Os oito meses + O anúncio

Numa tarde ela quis entregar a Rafael os extratos bancários impressos com todos os débitos categorizados.


Parte XVI — Os Oito Meses que Mudaram o que Restava Mudar

Havia uma qualidade diferente nos oito meses que se seguiram àquele domingo de encerramento da parte XV. Não eram meses de esforço espetacular — eram meses de persistência consistente, que é uma coisa muito mais difícil de sustentar do que o esforço espetacular, porque não tem o combustível da urgência. Exige que você apareça todos os dias para fazer o que combinaste mesmo quando nenhuma crise está empurrando.

Laura aparecia.

Não com perfeição — mas com direção. O apartamento que havia sido território de descuido acumulado estava limpo com uma regularidade que ela mesma verificava antes que ele precisasse notar. As finanças, o trabalho mais lento de todos, haviam ganho uma planilha que ela atualizava toda segunda-feira e compartilhava com ele toda sexta — não porque ele houvesse exigido, mas porque havia entendido que transparência não é vulnerabilidade. É prova.

A família havia sido a batalha mais cara, e continuava sendo a mais cara de todas.

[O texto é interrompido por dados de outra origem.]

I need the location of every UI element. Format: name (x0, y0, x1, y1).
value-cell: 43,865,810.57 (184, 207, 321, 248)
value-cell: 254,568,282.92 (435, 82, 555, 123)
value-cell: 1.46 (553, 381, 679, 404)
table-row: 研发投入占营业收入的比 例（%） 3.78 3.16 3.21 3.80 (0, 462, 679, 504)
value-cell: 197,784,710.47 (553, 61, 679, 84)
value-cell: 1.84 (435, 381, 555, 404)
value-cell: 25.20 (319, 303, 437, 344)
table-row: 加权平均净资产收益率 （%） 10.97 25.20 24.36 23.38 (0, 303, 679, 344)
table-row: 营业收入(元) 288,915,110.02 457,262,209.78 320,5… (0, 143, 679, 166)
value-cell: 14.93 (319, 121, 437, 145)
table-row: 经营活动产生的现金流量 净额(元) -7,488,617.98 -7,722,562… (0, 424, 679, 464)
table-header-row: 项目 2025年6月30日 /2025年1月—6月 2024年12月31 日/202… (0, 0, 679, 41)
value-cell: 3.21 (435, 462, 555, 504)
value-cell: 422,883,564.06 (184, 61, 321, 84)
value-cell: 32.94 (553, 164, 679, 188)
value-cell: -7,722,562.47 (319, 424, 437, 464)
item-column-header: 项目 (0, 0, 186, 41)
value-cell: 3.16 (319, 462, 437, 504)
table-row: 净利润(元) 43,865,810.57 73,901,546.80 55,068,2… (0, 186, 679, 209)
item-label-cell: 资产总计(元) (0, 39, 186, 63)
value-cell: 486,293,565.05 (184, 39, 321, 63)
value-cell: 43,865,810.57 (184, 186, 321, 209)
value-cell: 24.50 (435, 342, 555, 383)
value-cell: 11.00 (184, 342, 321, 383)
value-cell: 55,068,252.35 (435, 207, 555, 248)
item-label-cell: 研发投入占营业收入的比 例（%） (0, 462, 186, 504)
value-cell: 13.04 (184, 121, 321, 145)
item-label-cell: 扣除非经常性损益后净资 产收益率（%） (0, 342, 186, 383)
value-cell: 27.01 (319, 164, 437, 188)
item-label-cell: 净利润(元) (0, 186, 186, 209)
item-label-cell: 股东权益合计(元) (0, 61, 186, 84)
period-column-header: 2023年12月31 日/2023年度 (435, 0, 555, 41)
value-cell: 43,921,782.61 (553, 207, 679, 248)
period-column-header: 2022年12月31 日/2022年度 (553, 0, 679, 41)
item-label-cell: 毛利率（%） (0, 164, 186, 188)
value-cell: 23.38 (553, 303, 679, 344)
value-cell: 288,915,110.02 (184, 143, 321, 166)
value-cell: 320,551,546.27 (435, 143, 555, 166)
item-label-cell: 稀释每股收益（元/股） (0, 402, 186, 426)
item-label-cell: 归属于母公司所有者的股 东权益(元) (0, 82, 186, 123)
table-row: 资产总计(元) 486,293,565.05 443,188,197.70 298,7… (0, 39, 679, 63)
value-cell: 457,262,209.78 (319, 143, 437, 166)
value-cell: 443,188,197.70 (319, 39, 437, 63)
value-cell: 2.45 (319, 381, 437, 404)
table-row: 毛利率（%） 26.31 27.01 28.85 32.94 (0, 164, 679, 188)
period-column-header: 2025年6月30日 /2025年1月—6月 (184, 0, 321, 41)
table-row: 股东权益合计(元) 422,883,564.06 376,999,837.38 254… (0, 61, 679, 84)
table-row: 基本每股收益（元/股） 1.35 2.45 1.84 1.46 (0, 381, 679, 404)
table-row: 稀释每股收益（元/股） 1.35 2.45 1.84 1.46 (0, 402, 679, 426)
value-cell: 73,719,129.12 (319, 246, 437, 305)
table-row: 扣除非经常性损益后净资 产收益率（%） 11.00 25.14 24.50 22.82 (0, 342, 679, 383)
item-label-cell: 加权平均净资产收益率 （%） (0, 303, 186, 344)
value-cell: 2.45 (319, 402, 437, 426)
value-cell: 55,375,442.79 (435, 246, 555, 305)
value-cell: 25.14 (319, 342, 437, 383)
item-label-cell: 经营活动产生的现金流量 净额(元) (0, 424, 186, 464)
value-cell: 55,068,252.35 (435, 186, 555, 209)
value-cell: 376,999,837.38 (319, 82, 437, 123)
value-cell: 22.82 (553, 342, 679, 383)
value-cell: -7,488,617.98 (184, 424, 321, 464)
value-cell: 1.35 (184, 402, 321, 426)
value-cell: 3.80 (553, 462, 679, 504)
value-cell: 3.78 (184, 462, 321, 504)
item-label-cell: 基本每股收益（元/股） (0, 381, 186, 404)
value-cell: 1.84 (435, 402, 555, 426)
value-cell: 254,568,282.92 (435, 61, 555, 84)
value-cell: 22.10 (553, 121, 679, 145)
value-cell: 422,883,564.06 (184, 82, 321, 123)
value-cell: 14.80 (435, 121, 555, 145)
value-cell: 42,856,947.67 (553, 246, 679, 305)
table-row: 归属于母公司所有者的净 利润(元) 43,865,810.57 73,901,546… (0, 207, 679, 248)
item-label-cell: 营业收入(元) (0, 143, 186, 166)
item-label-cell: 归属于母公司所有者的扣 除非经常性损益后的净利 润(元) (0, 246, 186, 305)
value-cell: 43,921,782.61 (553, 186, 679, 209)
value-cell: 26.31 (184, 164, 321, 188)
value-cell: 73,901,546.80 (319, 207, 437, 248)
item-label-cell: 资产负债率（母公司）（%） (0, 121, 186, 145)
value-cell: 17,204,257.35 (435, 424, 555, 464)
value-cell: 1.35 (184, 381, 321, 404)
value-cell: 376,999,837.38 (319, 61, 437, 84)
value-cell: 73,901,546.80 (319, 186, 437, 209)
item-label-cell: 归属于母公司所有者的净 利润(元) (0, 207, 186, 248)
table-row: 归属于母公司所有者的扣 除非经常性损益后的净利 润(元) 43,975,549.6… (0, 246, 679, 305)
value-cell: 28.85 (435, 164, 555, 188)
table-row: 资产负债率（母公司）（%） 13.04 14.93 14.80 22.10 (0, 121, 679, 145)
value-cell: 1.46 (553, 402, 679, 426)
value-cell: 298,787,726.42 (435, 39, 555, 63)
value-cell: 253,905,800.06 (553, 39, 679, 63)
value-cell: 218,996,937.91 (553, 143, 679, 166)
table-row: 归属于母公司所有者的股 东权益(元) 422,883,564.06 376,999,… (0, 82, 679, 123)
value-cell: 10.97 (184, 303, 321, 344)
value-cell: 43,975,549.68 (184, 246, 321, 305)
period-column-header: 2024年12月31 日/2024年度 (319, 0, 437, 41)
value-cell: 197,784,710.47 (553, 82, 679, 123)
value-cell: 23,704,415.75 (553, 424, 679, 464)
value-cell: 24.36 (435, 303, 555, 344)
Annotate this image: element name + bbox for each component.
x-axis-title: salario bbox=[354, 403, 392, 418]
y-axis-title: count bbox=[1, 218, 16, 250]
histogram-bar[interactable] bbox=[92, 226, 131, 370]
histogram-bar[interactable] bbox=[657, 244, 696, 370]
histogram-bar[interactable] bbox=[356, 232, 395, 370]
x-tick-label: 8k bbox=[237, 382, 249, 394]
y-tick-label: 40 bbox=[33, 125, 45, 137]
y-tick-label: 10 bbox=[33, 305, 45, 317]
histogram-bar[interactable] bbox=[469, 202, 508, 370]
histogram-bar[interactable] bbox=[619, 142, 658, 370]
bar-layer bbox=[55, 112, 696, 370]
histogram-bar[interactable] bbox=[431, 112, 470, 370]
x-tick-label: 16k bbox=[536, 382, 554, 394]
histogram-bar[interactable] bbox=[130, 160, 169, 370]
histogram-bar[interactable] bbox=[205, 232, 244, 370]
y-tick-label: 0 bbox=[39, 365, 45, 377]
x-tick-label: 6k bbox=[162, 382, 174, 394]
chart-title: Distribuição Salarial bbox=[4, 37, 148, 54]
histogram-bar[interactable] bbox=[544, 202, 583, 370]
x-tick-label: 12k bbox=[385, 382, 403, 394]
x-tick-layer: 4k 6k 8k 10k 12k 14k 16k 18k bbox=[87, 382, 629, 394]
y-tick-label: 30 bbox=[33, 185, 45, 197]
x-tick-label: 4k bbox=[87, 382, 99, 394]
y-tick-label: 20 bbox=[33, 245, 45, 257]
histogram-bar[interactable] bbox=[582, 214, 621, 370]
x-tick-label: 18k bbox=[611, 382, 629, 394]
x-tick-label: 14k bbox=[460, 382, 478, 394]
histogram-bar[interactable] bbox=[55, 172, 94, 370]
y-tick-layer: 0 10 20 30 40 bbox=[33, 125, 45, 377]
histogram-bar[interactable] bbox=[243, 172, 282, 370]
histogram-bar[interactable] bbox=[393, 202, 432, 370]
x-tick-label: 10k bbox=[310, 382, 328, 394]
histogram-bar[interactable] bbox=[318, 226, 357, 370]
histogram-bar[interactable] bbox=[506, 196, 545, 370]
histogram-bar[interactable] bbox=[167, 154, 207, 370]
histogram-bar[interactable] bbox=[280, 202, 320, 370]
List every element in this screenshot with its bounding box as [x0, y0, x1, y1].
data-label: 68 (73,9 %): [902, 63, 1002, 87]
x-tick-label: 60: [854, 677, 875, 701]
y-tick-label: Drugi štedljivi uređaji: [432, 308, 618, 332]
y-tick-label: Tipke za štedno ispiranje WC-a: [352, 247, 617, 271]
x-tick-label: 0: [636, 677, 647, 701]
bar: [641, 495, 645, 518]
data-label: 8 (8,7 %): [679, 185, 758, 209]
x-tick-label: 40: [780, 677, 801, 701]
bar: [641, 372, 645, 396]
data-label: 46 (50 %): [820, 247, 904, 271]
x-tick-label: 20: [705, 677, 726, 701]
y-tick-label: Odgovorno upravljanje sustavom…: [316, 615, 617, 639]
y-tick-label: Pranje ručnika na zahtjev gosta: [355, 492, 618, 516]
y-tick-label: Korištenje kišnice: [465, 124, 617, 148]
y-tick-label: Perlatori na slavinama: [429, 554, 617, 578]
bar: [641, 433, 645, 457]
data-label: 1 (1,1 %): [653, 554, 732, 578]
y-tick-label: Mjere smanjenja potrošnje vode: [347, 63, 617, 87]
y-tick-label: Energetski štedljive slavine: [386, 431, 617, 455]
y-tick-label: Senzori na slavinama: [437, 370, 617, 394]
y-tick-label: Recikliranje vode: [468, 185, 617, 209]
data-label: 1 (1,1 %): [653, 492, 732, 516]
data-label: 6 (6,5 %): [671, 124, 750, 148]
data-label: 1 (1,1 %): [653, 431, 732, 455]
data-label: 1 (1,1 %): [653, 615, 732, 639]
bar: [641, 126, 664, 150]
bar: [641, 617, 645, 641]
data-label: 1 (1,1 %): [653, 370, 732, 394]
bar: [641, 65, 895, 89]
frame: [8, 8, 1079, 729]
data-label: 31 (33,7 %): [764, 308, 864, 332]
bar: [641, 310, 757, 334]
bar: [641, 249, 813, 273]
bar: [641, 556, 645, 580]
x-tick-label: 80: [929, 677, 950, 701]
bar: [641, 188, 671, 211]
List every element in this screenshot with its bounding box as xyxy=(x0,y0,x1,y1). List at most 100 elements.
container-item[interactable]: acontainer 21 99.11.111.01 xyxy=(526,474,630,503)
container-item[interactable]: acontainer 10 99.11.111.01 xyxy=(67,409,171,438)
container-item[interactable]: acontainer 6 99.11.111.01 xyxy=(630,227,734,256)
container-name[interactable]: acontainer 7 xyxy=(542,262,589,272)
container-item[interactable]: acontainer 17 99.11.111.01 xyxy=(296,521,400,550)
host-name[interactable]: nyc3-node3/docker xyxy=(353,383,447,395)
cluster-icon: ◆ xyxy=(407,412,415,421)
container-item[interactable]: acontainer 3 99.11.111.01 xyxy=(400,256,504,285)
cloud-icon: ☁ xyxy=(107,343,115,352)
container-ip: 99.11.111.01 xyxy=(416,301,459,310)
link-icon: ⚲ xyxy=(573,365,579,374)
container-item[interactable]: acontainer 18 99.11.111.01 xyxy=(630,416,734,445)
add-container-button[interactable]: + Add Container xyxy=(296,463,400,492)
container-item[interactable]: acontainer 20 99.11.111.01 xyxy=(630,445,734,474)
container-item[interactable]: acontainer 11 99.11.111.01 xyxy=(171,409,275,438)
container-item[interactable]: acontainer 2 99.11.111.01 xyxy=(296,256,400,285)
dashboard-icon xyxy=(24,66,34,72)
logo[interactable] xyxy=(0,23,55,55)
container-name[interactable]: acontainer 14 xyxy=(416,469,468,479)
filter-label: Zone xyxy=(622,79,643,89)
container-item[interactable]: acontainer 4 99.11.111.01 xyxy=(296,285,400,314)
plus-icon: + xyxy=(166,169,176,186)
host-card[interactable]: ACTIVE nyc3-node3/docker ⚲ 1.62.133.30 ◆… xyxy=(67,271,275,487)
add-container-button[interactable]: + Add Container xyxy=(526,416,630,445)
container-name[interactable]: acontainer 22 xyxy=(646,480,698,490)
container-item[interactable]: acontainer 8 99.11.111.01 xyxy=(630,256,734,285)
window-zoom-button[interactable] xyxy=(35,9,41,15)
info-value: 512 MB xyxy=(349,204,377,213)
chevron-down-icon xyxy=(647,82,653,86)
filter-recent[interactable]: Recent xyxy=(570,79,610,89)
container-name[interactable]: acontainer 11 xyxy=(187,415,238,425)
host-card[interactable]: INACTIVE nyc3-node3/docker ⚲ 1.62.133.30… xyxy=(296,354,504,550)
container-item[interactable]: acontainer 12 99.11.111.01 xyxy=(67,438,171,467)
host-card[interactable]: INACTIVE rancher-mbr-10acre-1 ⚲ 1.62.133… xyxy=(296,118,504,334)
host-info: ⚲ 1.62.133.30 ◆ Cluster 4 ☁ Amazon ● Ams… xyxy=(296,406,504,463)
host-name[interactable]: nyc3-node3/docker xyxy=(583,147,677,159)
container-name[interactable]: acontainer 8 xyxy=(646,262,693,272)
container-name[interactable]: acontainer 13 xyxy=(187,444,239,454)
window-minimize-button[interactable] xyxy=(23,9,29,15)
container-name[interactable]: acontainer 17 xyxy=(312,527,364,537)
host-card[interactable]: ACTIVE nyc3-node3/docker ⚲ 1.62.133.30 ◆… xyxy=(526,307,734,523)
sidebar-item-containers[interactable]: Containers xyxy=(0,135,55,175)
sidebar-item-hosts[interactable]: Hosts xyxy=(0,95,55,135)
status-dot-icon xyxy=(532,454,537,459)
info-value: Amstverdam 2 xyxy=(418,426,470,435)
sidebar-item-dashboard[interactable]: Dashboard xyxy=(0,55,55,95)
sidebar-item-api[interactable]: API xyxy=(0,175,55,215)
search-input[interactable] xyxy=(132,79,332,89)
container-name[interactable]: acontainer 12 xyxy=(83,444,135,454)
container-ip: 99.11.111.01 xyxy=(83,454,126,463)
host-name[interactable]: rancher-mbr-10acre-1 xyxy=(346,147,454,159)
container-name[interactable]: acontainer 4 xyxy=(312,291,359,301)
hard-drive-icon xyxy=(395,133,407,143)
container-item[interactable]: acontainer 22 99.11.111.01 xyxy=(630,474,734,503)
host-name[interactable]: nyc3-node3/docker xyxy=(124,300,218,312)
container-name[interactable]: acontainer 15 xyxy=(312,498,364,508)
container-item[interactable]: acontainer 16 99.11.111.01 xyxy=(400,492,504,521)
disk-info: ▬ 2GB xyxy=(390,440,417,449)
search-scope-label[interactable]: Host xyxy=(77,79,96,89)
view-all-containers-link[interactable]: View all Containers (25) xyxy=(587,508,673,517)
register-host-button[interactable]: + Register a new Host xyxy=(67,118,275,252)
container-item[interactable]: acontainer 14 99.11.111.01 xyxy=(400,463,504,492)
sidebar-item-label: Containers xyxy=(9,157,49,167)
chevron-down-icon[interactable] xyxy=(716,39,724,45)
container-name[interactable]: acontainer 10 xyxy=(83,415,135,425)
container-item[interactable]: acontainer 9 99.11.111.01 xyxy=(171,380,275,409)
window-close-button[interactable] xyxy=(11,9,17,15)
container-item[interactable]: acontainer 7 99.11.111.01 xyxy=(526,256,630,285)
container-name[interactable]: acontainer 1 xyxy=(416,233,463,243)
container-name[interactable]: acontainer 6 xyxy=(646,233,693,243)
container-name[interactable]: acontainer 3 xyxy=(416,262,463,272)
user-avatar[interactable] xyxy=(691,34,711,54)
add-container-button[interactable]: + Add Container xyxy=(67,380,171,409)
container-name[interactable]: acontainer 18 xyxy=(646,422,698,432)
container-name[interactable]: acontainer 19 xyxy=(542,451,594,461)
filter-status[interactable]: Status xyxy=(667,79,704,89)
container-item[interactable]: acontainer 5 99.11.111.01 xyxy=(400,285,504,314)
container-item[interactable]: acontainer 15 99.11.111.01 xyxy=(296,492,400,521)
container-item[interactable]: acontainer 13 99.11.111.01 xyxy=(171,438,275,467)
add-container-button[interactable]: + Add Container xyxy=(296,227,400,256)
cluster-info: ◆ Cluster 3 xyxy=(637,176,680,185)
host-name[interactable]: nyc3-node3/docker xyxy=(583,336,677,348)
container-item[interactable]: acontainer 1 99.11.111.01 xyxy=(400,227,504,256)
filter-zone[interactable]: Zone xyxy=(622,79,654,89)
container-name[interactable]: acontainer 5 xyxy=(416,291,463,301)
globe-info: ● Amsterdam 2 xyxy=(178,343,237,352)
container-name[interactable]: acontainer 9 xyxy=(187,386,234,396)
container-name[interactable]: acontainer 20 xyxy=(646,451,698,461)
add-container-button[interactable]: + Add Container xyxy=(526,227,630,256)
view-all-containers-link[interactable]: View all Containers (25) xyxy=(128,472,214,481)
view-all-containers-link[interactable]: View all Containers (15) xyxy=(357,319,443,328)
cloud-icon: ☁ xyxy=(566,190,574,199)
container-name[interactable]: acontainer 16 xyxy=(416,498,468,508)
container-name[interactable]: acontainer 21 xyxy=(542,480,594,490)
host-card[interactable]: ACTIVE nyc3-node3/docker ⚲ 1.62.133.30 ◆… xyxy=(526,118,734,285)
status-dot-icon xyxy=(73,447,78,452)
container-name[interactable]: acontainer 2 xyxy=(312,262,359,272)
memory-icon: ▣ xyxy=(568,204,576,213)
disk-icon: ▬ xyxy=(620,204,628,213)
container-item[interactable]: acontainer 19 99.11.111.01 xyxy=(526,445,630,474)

Mas havia algo que havia mudado no jeito que ela entrava nessas batalhas: havia parado de entrar com a expectativa de que ia perder. Havia limites que ela sustentava agora com a consistência de quem aprendeu que ceder uma vez custa mais do que não ceder nenhuma.

Numa tarde de quarta-feira, Rafael estava no escritório quando ela bateu na porta. Não era para trabalho — ambos sabiam. Ela apenas queria entregar uma coisa antes de ir embora: uma impressão do extrato bancário de outubro com todos os débitos categorizados, os que haviam sido planejados em verde, os não planejados em amarelo, e os que eram resquício de decisões antigas e estavam sendo liquidados em laranja. Não havia vermelho.

Pela primeira vez em quanto tempo, pensou ela. Pela primeira vez em quanto tempo.

Rafael olhou o extrato por alguns segundos. Dobrou e devolveu sem comentário.

"Semana que vem," ele disse.

Ela assentiu e foi embora. Mas havia algo na forma como ele havia dito aquelas duas palavras — não como promessa, mas como instrução — que fez o coração dela acelerar de um jeito que ela já conhecia bem.

Semana que vem era outra coisa.


Parte XVII — O Anúncio

Ele escolheu uma sexta-feira à noite, a cabana onde tudo havia recomeçado, e não convidou mais ninguém. Aquilo era entre os dois primeiro.

Ela chegou no horário combinado, com a mala que ele havia dito para trazer — suficiente para dois dias. Ele estava sentado à mesa quando ela entrou, com uma garrafa de vinho que ela não havia visto antes — uma colheita específica, de uma região que ela havia mencionado uma vez em passagem, numa conversa que acontecera meses antes de qualquer coisa entre eles.

Ela reconheceu o vinho antes de reconhecer o que o vinho significava.

"Você guardou isso," ela disse.

"Guardei."

Sentaram-se. Ele serviu sem pressa. E então, sem preambu nem cerimônia excessiva, disse:

"Quero te encoleirar."

Ela ficou completamente quieta. Não de surpresa — ela sabia que isso viria, havia esperado por isso, havia lido sobre isso até saber cada detalhe possível. Ficou quieta da forma que se fica quando algo que você esperou por muito tempo finalmente é dito em voz alta e você precisa de um segundo para acreditar que é real.

"Quando?" ela disse.

"Quando você estiver pronta."

"Estou pronta."

Ele inclinou levemente a cabeça. "Eu sei. Mas a cerimônia precisa de preparação. Três meses."

Ela abriu a boca para dizer que três meses era muito, que depois de tudo que havia percorrido três meses era uma eternidade. Então fechou. Porque havia aprendido — com dificuldade, mas havia aprendido — que quando ele definia um prazo era porque o prazo servia a algo. E porque havia uma diferença entre querer logo e estar pronta de verdade.

"Três meses," ela disse.

Ele levantou o copo.

Ela levantou o dela.

Não houve discurso. Havia ali quinze anos de vida acumulada — dele explorando um universo que havia escolhido com clareza, dela encontrando o idioma de algo que havia sentido sem saber o nome — condensados num gesto simples de dois adultos que sabiam exatamente onde estavam e por quê.